Aprender a renascer / 2 - As grandes mudanças nem sempre acontecem em pequenas etapas, e a necessidade de avançar passo a passo não deve tornar-se um obstáculo para a tomada de medidas urgentes
por Luigino Bruni
publicado na revista Città Nuova em 24/01/2024 - edição da Cidade Nova italiana nº 10/2023
Recentemente,recordámos os sessenta anos do grande discurso profético de Martin Luther King, I Have a Dream (Eu tenho um sonho), proferido em Washington no dia 28 de agosto de 1963. Ao relembrar esse discurso, fiquei impressionado com uma passagem: «Este não é o momento de nos permitirmos engolir o tranquilizante do gradualismo». Ele criticava muito o gradualismo, a ideia profundamente arraigada de que grandes mudanças não podem ocorrer imediatamente porque a grande complexidade da realidade a ser mudada exige um processo gradual e uma política dos pequenos passos. O gradualismo encontra muito consenso porque enfatiza um valor verdadeiro, o da inclusão, da necessidade de envolver os vários atores que têm um papel na criação de problemas e, portanto, também na sua solução. Daí os grandes processos de consulta às bases, os questionários, as muitas comissões para garantir a sinodalidade de todo o processo de mudança.

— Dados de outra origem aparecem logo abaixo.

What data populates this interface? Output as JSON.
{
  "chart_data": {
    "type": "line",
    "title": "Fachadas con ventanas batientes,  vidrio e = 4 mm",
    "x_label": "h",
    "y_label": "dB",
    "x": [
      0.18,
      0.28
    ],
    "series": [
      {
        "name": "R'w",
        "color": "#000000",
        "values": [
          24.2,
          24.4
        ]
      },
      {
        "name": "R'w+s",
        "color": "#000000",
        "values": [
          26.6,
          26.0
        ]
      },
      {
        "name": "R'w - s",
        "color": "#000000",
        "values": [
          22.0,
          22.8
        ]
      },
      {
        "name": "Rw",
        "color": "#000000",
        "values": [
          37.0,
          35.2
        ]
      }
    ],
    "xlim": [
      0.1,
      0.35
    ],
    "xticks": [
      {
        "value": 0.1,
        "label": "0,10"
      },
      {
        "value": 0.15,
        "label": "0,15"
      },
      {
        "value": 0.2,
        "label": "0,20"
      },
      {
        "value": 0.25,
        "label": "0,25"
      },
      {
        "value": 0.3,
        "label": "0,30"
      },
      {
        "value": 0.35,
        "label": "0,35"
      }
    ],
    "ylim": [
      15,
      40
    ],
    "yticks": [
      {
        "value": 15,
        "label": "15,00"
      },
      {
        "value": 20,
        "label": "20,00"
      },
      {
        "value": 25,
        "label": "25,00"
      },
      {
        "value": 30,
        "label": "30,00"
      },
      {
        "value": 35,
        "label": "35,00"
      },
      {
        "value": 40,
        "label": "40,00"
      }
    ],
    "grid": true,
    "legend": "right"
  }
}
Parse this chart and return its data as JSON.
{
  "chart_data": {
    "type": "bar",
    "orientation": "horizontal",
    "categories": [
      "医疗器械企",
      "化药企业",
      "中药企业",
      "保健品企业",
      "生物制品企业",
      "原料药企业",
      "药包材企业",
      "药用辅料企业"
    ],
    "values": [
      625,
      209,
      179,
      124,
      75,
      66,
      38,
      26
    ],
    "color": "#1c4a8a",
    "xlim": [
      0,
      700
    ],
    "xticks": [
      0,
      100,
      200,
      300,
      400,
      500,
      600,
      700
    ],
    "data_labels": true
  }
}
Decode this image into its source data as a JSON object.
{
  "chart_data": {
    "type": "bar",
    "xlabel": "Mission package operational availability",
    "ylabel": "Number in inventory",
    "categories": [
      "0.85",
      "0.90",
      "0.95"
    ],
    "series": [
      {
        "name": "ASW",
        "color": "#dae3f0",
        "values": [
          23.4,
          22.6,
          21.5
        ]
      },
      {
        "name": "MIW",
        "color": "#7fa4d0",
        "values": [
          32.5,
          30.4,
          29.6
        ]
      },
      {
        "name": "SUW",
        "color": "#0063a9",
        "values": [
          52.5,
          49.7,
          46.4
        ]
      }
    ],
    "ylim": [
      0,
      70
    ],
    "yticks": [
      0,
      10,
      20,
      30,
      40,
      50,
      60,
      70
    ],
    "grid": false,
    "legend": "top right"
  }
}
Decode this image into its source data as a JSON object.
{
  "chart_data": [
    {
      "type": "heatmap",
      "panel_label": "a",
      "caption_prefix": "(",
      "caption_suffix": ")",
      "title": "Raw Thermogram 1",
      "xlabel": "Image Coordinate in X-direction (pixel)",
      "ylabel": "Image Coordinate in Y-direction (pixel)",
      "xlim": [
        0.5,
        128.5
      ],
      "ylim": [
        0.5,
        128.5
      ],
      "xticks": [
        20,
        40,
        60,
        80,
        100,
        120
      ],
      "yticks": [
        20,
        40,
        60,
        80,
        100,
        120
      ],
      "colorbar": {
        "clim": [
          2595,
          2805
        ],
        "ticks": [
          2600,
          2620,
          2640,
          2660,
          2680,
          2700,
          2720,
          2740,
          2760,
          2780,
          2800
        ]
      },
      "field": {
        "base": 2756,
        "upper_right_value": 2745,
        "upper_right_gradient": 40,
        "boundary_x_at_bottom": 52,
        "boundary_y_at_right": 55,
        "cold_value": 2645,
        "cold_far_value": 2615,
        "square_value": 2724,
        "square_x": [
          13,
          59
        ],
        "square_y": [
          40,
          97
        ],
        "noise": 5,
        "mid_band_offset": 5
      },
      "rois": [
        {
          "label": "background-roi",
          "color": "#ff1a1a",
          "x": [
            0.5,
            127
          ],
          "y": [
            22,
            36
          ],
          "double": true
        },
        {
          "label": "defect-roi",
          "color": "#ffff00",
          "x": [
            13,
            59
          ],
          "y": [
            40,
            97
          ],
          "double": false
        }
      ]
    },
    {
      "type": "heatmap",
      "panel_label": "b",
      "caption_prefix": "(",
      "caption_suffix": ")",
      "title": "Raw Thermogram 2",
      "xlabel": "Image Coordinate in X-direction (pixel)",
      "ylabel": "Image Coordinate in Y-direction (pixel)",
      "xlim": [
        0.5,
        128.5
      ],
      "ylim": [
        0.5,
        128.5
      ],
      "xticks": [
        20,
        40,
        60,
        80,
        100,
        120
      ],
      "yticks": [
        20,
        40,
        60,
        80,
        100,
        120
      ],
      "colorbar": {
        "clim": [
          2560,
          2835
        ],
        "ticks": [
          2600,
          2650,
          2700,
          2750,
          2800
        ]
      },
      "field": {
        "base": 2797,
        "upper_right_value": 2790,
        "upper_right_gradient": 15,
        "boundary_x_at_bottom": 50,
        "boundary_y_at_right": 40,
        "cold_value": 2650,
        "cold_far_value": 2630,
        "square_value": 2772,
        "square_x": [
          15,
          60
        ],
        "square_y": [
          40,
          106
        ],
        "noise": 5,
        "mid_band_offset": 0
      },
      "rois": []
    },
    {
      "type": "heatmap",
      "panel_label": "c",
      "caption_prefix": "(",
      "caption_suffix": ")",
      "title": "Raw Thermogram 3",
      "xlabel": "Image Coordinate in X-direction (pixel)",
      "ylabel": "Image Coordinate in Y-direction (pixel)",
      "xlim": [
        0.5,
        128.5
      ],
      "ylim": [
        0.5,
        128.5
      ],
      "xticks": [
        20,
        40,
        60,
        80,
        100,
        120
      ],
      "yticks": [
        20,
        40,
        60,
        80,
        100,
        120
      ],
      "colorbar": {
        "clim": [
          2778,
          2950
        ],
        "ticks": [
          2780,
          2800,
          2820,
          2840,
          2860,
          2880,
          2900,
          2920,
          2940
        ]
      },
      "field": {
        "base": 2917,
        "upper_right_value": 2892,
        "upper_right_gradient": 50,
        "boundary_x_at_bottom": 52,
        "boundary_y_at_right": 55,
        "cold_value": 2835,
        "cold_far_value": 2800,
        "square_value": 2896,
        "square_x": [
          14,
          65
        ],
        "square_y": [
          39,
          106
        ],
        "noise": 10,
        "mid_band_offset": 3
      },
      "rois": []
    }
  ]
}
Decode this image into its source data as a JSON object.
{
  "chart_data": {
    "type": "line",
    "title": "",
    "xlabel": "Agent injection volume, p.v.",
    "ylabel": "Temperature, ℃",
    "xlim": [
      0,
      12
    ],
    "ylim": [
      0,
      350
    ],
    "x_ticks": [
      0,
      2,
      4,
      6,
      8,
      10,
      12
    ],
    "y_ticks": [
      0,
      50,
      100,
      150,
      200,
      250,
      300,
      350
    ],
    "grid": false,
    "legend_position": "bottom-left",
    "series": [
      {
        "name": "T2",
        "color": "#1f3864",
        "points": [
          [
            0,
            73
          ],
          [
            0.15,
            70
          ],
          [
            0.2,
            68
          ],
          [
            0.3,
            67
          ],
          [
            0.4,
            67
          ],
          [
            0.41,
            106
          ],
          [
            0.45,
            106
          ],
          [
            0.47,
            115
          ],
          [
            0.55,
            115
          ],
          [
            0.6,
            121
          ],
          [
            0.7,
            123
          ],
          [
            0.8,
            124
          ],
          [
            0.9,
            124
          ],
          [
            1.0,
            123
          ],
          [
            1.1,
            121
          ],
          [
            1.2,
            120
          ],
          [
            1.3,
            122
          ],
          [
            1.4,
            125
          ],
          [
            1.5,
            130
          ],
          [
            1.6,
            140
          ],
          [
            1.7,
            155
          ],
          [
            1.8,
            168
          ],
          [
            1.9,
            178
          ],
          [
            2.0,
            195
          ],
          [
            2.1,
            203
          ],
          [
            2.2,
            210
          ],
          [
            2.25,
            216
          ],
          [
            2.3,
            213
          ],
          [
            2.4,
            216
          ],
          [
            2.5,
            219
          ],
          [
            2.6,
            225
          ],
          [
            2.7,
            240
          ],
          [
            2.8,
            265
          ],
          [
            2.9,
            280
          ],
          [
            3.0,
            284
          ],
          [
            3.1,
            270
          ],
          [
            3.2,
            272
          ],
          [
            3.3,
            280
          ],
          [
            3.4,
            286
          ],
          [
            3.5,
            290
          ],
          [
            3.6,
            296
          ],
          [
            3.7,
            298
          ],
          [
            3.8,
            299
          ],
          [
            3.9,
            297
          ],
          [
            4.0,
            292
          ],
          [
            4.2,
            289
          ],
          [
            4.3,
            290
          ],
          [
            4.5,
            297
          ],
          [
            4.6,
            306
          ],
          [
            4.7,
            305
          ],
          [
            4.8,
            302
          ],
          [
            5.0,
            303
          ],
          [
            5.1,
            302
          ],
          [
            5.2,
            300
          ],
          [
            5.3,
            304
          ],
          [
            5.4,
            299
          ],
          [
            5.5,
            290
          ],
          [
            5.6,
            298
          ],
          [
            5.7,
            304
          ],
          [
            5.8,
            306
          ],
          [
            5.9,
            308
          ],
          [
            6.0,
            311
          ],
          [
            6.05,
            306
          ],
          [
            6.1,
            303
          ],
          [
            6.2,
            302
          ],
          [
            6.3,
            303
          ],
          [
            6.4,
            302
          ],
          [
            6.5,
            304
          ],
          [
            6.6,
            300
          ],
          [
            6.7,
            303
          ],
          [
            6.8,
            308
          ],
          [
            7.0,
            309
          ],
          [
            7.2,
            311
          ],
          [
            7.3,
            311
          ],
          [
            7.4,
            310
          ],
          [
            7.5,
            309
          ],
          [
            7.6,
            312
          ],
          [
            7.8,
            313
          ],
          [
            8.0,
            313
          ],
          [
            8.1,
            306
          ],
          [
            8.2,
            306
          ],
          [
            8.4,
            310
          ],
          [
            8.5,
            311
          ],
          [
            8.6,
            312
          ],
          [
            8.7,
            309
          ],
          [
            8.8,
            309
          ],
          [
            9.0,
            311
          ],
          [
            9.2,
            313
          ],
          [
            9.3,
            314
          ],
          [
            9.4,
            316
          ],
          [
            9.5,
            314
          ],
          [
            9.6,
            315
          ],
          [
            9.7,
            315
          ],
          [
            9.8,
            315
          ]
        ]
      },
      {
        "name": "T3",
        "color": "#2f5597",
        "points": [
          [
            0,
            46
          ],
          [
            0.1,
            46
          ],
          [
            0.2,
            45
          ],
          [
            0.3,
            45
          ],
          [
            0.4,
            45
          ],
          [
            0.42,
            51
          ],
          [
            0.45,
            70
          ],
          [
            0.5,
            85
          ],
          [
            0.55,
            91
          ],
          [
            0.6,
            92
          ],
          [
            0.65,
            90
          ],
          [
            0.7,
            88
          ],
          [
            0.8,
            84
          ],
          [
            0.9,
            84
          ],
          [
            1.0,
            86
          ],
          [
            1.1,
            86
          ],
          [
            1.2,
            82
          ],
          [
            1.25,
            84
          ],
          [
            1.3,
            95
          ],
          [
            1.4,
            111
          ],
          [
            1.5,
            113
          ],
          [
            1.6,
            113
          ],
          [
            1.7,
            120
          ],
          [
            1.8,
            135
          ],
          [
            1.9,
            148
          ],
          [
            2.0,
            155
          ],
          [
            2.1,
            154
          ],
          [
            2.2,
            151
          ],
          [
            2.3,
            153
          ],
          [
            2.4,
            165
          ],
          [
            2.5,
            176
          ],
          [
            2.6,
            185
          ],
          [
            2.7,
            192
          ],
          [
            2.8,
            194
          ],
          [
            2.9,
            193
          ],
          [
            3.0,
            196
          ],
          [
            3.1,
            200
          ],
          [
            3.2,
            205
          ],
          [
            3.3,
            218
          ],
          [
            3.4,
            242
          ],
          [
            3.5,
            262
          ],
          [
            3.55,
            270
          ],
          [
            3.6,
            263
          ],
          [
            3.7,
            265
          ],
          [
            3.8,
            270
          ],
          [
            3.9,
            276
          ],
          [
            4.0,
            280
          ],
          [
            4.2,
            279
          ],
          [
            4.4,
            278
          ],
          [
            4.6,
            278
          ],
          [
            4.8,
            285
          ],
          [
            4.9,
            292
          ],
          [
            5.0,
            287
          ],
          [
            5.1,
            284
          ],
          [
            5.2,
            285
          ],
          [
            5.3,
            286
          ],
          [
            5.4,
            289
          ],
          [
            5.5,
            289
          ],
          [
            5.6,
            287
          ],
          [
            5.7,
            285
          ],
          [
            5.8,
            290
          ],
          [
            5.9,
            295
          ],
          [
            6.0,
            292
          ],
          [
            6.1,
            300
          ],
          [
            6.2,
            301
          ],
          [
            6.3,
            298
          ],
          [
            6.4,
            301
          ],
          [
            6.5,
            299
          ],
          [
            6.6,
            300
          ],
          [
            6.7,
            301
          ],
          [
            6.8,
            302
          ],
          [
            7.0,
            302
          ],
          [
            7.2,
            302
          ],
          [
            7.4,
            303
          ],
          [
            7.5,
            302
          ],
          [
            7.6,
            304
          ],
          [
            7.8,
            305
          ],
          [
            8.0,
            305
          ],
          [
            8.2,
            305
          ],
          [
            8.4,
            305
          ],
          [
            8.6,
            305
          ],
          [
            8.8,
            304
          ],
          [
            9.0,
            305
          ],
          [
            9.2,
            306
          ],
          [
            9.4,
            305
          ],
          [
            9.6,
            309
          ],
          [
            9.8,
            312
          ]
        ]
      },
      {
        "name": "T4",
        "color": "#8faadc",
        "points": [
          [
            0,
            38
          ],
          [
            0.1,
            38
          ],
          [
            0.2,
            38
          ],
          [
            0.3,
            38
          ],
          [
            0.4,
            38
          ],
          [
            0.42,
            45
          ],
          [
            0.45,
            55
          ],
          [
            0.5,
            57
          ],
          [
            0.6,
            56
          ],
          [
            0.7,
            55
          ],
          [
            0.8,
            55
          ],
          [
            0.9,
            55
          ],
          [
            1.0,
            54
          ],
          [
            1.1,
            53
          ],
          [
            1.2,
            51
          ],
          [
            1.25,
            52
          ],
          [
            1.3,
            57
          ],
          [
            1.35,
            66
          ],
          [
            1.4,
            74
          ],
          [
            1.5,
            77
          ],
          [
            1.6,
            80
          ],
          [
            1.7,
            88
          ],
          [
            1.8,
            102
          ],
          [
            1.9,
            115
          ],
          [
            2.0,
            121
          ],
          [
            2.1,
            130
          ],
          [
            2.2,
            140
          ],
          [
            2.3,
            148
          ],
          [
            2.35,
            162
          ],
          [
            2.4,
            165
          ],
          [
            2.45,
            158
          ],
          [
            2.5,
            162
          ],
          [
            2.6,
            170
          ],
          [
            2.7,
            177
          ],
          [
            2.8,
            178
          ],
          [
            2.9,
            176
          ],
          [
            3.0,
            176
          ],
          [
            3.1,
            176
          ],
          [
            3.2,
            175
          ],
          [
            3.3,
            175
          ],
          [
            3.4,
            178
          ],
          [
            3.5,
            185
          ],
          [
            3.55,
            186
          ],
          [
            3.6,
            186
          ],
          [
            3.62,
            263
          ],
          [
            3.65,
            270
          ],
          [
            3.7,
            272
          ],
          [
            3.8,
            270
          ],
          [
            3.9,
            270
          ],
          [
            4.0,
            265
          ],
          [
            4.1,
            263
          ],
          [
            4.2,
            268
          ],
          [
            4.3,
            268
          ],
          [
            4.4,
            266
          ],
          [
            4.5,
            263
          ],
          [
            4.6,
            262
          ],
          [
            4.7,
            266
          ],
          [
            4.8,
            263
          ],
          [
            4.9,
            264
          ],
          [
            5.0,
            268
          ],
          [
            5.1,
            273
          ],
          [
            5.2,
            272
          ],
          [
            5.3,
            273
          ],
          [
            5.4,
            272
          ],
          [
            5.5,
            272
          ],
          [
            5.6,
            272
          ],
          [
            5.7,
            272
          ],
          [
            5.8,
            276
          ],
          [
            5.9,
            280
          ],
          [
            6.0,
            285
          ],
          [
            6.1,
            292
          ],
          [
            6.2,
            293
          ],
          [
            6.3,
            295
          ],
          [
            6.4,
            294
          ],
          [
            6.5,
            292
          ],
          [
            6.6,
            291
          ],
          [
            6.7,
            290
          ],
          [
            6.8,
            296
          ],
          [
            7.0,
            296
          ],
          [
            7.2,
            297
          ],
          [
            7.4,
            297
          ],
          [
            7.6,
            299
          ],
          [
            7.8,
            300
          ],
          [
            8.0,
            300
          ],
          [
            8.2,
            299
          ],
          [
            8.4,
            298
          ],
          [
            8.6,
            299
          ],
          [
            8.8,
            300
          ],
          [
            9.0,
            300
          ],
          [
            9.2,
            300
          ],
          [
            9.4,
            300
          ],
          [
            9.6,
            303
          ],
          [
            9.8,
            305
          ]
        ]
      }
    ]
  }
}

Não quero afirmar que o método gradualista nunca deve ser adotado ou que está sempre errado. A questão é outra: por que Martin Luther King era tão contrário ao gradualismo? Simplesmente porque ele via naqueles que invocavam a política dos pequenos passos um álibi para continuar a adiar reformas e mudanças urgentes e óbvias (apartheid, por exemplo), e porque servia de "tranquilizante" da consciência para os poderosos. Apelar a um valor, mesmo que válido por si só, tornou-se apenas uma justificação para o status quo - quase sempre aqueles que se opõem a um processo necessário fazem-no em nome de uma boa razão.
Nem todas as mudanças ocorrem em pequenas etapas. Na física, a água passa do estado líquido para o sólido em um instante, as revoluções não acontecem gradualmente, porque certos processos explodem quando um limiar crítico é ultrapassado. Hoje, por exemplo, aqueles que continuam a defender uma política gradualista na área de mudanças climáticas e transição ecológica (a própria palavra transição incorpora a ideia de pequenos passos) quase sempre usam essa bela palavra para retardar uma mudança que há vinte anos já era muito urgente. A inclusão de todos os governos e dos vários intervenientes econômicos (stakeholders) é uma parte essencial do problema ambiental; é a principal causa de estarmos assistindo inertes a um declínio rápido e inexorável do clima. Quando o navio afunda ou quando a casa pega fogo, ninguém pensa em convocar uma assembleia para decidir, por meio de procedimentos complexos, o que fazer: seria necessário haver um capitão que assumisse a responsabilidade pelas escolhas e que escolhesse. O mundo não tem um capitão (e isso é bom) e, porém, estamos afundando; mas este "capitão" pode e deve emergir de baixo, da população mundial, de processos civis que possam levar a decisões rápidas e eficazes para substituir a falta de "capitães" - e só esperamos que sejam pacíficos e não-violentos.
Mas o que é surpreendente é que o gradualismo também já está instalado em comunidades ideais e movimentos onde há "capitães", onde há um governo que poderia e deveria tomar decisões urgentes. E, em vez disso, com muita frequência, mesmo diante de crises gerais e graves que exigiriam uma rápida mudança, prefere-se o método gradualista, a criação de comissões que um dia apresentarão relatórios sobre as necessidades que surgiram, com a esperança (um tanto ingênua) de que, no final, seja possível fazer uma síntese de todas as informações coletadas. E assim os anos passam, os governos, as doenças pioram e, enquanto os médicos discutem o que fazer, o paciente começa a morrer.
Um erro típico destes métodos gradualistas, portanto, diz respeito à economia. Os aspectos econômicos são os primeiros a surgir durante uma crise, mas são os últimos a serem enfrentados, porque a economia é um indicador de fenômenos muito mais vastos e profundos do que apenas a economia. Os indicadores econômicos são como a luz de aviso vermelha de um carro que assinala uma falha no motor: diz para consertar o motor e, depois de reparado, a luz de aviso se apagará sozinha. Em vez disso, começa-se a consertar a economia primeiro, sem entender as doenças estruturais que geraram a crise econômica, e quanto mais se conserta a economia, mais a doença se agrava.
A qualidade de um governo em tempos de crise depende muito da capacidade dos responsáveis de intuir, por instinto, onde estão os problemas do "motor" e agir a partir daí. Receberão críticas, acusações de dirigismo, mas talvez salvem o corpo que está em sofrimento.